California AG Jerry Brown joins the ranks of Attorneys General to scrutinize the disastrous role the credit rating agencies played in the financial crisis. On Thursday, Brown will announce the investigation's launch.
From the press release:
San Francisco - At a news conference Thursday, September 17, 2009 at 10:30 a.m., Attorney General Edmund G. Brown Jr. will announce that he is launching an investigation into the role credit rating agencies played in fueling the financial crisis.
At the peak of the housing boom, these agencies gave their highest credit ratings to complicated financial instruments, including securities backed by subprime mortgages, making them appear as safe as government-issued Treasury bonds.
In rating these securities, these agencies worked behind the scenes with the same Wall Street firms that created them. For their work, the agencies earned billions of dollars in revenue, at a rate double what they earned for rating other financial products.
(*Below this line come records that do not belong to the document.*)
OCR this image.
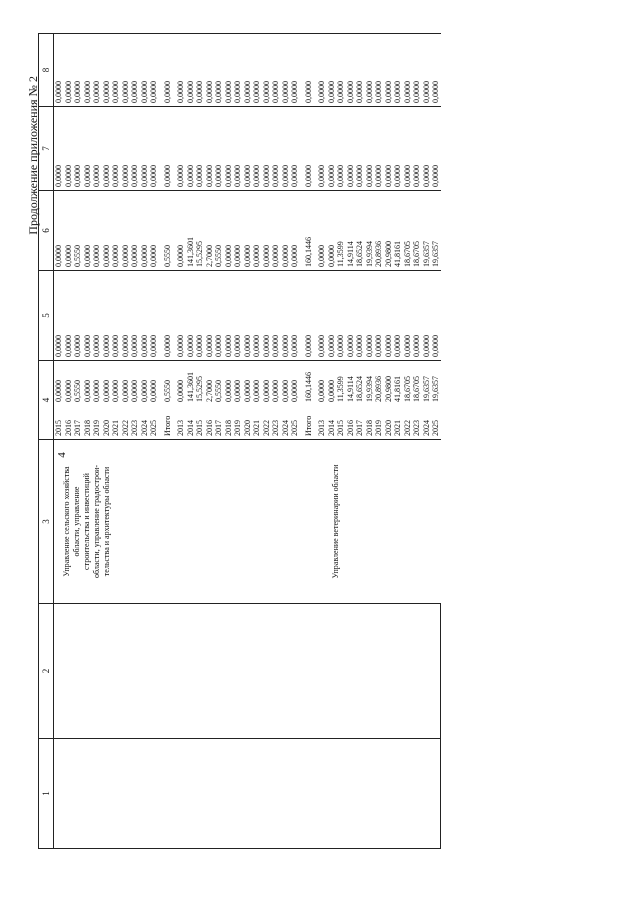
4
Продолжение приложения № 2
1	2	3	4		5	6	7	8

		Управление сельского хозяйства области, управление строительства и инвестиций области, управление градострои- тельства и архитектуры области	2015	0,0000	0,0000	0,0000	0,0000	0,0000
			2016	0,0000	0,0000	0,0000	0,0000	0,0000
			2017	0,5550	0,0000	0,5550	0,0000	0,0000
			2018	0,0000	0,0000	0,0000	0,0000	0,0000
			2019	0,0000	0,0000	0,0000	0,0000	0,0000
			2020	0,0000	0,0000	0,0000	0,0000	0,0000
			2021	0,0000	0,0000	0,0000	0,0000	0,0000
			2022	0,0000	0,0000	0,0000	0,0000	0,0000
			2023	0,0000	0,0000	0,0000	0,0000	0,0000
			2024	0,0000	0,0000	0,0000	0,0000	0,0000
			2025	0,0000	0,0000	0,0000	0,0000	0,0000
			Итого	0,5550	0,0000	0,5550	0,0000	0,0000
			2013	0,0000	0,0000	0,0000	0,0000	0,0000
			2014	141,3601	0,0000	141,3601	0,0000	0,0000
			2015	15,5295	0,0000	15,5295	0,0000	0,0000
			2016	2,7000	0,0000	2,7000	0,0000	0,0000
			2017	0,5550	0,0000	0,5550	0,0000	0,0000
			2018	0,0000	0,0000	0,0000	0,0000	0,0000
			2019	0,0000	0,0000	0,0000	0,0000	0,0000
			2020	0,0000	0,0000	0,0000	0,0000	0,0000
			2021	0,0000	0,0000	0,0000	0,0000	0,0000
			2022	0,0000	0,0000	0,0000	0,0000	0,0000
			2023	0,0000	0,0000	0,0000	0,0000	0,0000
			2024	0,0000	0,0000	0,0000	0,0000	0,0000
			2025	0,0000	0,0000	0,0000	0,0000	0,0000
			Итого	160,1446	0,0000	160,1446	0,0000	0,0000

		Управление ветеринарии области	2013	0,0000	0,0000	0,0000	0,0000	0,0000
			2014	0,0000	0,0000	0,0000	0,0000	0,0000
			2015	11,3599	0,0000	11,3599	0,0000	0,0000
			2016	14,9114	0,0000	14,9114	0,0000	0,0000
			2017	18,6524	0,0000	18,6524	0,0000	0,0000
			2018	19,9394	0,0000	19,9394	0,0000	0,0000
			2019	20,8936	0,0000	20,8936	0,0000	0,0000
			2020	20,9800	0,0000	20,9800	0,0000	0,0000
			2021	41,8161	0,0000	41,8161	0,0000	0,0000
			2022	18,6705	0,0000	18,6705	0,0000	0,0000
			2023	18,6705	0,0000	18,6705	0,0000	0,0000
			2024	19,6357	0,0000	19,6357	0,0000	0,0000
			2025	19,6357	0,0000	19,6357	0,0000	0,0000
A good starting place could be this instant message exchange between two employees at S&P, one of the biggest rating agencies, captured in our Most Damning Internal Emails Of The Financial Crisis slideshow:
"Official #1: Btw (by the way) that deal is ridiculous.
Official #2: I know right...model def (definitely) does not capture half the risk.
Official #1: We should not be rating it.
Official #2: We rate every deal. It could be structured by cows and we would rate it."